Trespass (2007), by Valerie Martin

 trespassI had no idea when I started this book, late on a Friday night after finally finishing Perfume, that I would find Trespass so rivetting and that I would keep reading until three in the morning. Trespass is a sort of psychological thriller, the malevolence explored vaguely reminiscent of Pat Barker’s Border Crossing although the plot and the characterisation is entirely different.

Chloe Dale is a mature woman, with a career as an illustrator, a loving husband and an adult son called Toby. He’s the light of her life, but Chloe doesn’t like his new girlfriend, Salome. She’s beautiful and clever, but she’s distant, acerbic and combative. The mistrust, alienation and jealousy that arises becomes toxic – with catastrophic repercussions.

BEWARE: SPOILERS

Chloe’s initial hostile reaction to Salome’s offhand manner is instinctive, but it turns out to be a premonition of things to come. The young woman has a tragic background as a Croatian refugee and the menace of her history intrudes into this heartland of America.  She trespasses into the comfort, stability and ambitions of the Dale family, by making demands on Toby that he can only fulfil by prematurely setting up house with her, tolerating her violent brother, and then deferring his university studies to travel back to Croatia. Further disasters occur, but are they all triggered by the cuckoo in the nest?

Chloe has been commissioned to do the illustrations for a new edition of Wuthering Heights, and the allusion to the havoc Heathcliff brings to the romantic and obsessive Cathy is clear. Chloe identifies with Ellen Dean, the only one in Bronte’s story who has any common sense. She considers herself a reasonable, generous, open-minded women, but when her self-righteoousness is tested, that’s not how she behaves. Her husband, Brendon, a gentle academic on sabbatical to write an obscure history, doesn’t share her antipathy towards Salome, and is inclined to let things be. He supports her liberal, anti-Bush politics, but he doesn’t share her obsessive anxiety about a local poacher on their land. As events turn out, his judgement is vindicated and he is shown to be wiser and more humane, if a little naïve .

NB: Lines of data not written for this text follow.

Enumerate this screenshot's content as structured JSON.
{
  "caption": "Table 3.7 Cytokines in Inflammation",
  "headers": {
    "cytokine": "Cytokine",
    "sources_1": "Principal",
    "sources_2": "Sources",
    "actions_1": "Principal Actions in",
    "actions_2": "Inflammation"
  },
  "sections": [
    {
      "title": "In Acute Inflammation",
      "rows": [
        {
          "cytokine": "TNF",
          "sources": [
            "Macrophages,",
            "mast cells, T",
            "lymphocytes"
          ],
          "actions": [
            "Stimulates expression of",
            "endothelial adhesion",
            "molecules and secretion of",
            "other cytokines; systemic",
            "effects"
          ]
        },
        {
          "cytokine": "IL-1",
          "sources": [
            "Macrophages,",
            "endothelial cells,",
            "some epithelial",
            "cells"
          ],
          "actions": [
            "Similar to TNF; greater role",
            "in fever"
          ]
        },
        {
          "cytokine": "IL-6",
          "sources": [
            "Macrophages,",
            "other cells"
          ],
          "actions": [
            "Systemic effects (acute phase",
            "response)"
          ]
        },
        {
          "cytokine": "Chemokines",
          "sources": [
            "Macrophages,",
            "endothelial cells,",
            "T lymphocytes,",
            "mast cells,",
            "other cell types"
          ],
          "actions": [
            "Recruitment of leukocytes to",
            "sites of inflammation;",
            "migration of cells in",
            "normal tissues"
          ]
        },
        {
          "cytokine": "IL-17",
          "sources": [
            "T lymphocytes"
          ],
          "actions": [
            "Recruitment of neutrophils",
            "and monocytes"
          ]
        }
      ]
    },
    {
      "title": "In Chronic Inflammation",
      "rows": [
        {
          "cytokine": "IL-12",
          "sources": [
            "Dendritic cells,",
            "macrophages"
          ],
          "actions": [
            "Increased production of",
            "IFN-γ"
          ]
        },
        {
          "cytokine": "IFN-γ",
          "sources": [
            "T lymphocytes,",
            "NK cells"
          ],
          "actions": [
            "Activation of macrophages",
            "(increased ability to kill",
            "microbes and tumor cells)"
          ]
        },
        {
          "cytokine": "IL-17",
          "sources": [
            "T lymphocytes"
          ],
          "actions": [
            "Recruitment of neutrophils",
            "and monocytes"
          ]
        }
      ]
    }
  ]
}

Martin is a very fine writer and this book is gripping, but I felt that the conclusion was a little too tidy. As Trespass progresses it alludes to physical, social and psychological trespasses, but they’re not all committed by the interloper Salome and the poacher. She does indeed seem to be after Toby’s money and social position, and she does damage his prospects, but Toby has parents who don’t trust him to sort out his adult problems by himself. He is, after all, 21, and not a teenager….Brendan going after him to Croatia – and Chloe resolutely not going, seems too obvious a way of facilitating the tale of Salome’s mother, and the resolution at the end seems utterly unlikely and doomed to failure.

Property, which won the Orange Prize for Fiction in 2003, is a better, more polished novel, exploring a not entirely dissimilar kind of moral blindness. Still, Trespass is an interesting book and after a run of three books that I really did not like, it was a joy to read.  I look forward to discovering more of this prolific writer’s work.